鄭智雍眼神閃動,聽盧賢泰的意思,cube好像不太想和他扯上關係,不過具體情況還要進一步確認,他盤算了一下,說:“我也知道打擾了,可是既然約定了要合作,我也想讓自己的作品有更好的平台。”
“我們還沒有打招呼,你知道得真快。”盧賢泰說。
鄭智雍笑了:“我那麼像兩耳不聞窗外事、一心創作的?”
他是走關係進cube並工作了近兩年的,就算和beast成員間關係平平,消息靈通些也不是太奇怪的事吧。
“現在還很難說。”盧賢泰又推諉道。
“我需要怎樣努力?”
“不是這個問題,企劃能否成行首先就說不準,提議和實施的不是一撥人,成功的話做事的人有功勞,失敗了的話,提議的人責任更大些。”
試探了幾回後,盧賢泰隱晦地透了些消息。
鄭智雍用幾秒鐘消化他的話,更深層次的東西他想不到aker的回歸企劃中摻入了cube的內部角力是可以肯定的,他如果貿然參與,很可能捲入其中。
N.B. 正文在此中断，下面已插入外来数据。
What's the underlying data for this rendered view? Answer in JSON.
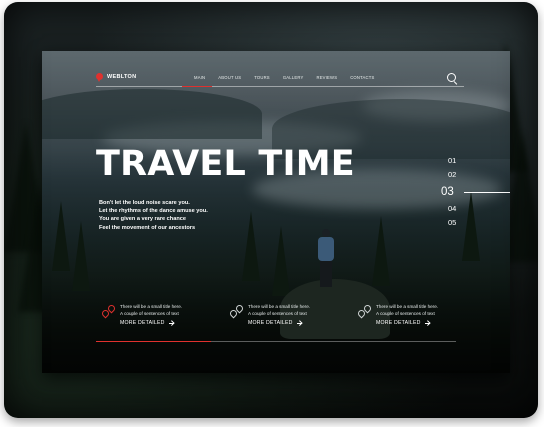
{
  "site": {
    "logo_text": "WEBLTON",
    "brand_color": "#e0312e",
    "nav": [
      {
        "label": "MAIN"
      },
      {
        "label": "ABOUT US"
      },
      {
        "label": "TOURS"
      },
      {
        "label": "GALLERY"
      },
      {
        "label": "REVIEWS"
      },
      {
        "label": "CONTACTS"
      }
    ],
    "search_icon": "search-icon"
  },
  "hero": {
    "title": "TRAVEL TIME",
    "lines": [
      "Bon't let the loud noise scare you.",
      "Let the rhythms of the dance amuse you.",
      "You are given a very rare chance",
      "Feel the movement of our ancestors"
    ]
  },
  "slides": {
    "numbers": [
      "01",
      "02",
      "03",
      "04",
      "05"
    ],
    "active_index": 2
  },
  "cards": [
    {
      "line1": "There will be a small title here.",
      "line2": "A couple of sentences of text",
      "link": "MORE DETAILED",
      "icon": "map-pin-icon",
      "active": true
    },
    {
      "line1": "There will be a small title here.",
      "line2": "A couple of sentences of text",
      "link": "MORE DETAILED",
      "icon": "map-pin-icon",
      "active": false
    },
    {
      "line1": "There will be a small title here.",
      "line2": "A couple of sentences of text",
      "link": "MORE DETAILED",
      "icon": "map-pin-icon",
      "active": false
    }
  ],
  "progress": {
    "fraction": 0.32
  }
}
“那像我這樣的創作者要擔多大的風險,失敗了的話會怎麼追究呢?”他用玩笑的口吻說。
“我們能拿你怎麼樣?你現在又不是我們公司的了”,盧賢泰反問,“最重要的還是時間不合適吧,等我們不用顧及你的事情的影響,我們這邊恐怕都有結果了,你的願望夠強烈的話,倒可以再談談”。
“是,我不想錯過。”鄭智雍面色凝重,沉聲道。
鄭智雍的舊事這兩天鬧得沸沸揚揚,純路人都能對當年發生了什麼如數家珍。其實在酒駕的受害者裡面,鄭智雍遠遠不是最慘的,但是大部分受害者都沒有鄭智雍那樣將事情鬧大的資本,少數的有資本的人則看到了談及此事可能帶來的危險和麻煩,權衡利弊後選擇沉默。
“thinker是一個理想主義者,我過去不大相信,現在有點信了。”
“我們不是,要生活啊,挺過來不容易,有些事情上只能忍耐一下了。”
“兵役的事決定了嗎?”
“公益,和你一樣,不敢不服,撐過訓練就好了。”
此時對話的兩個人,就是一起更加慘烈的酒駕事故的受害者。十年之前,鄭智雍還在s.m.的練習室活蹦亂跳的時候,三個同年朋友為了慶祝成年,相約結伴出遊,一輛迎面而來的魔鬼越過了道路的中間線,撞上了他們所乘的汽車。
酒後駕駛的肇事司機當場死亡,沒有像某個貨車司機一樣受了九年活罪,又因為不成器的兒子而被人們翻出來再譴責一番。而被他撞到的那輛車上,三個乘客中有一個喪生於這場車禍,另兩個人身受重傷。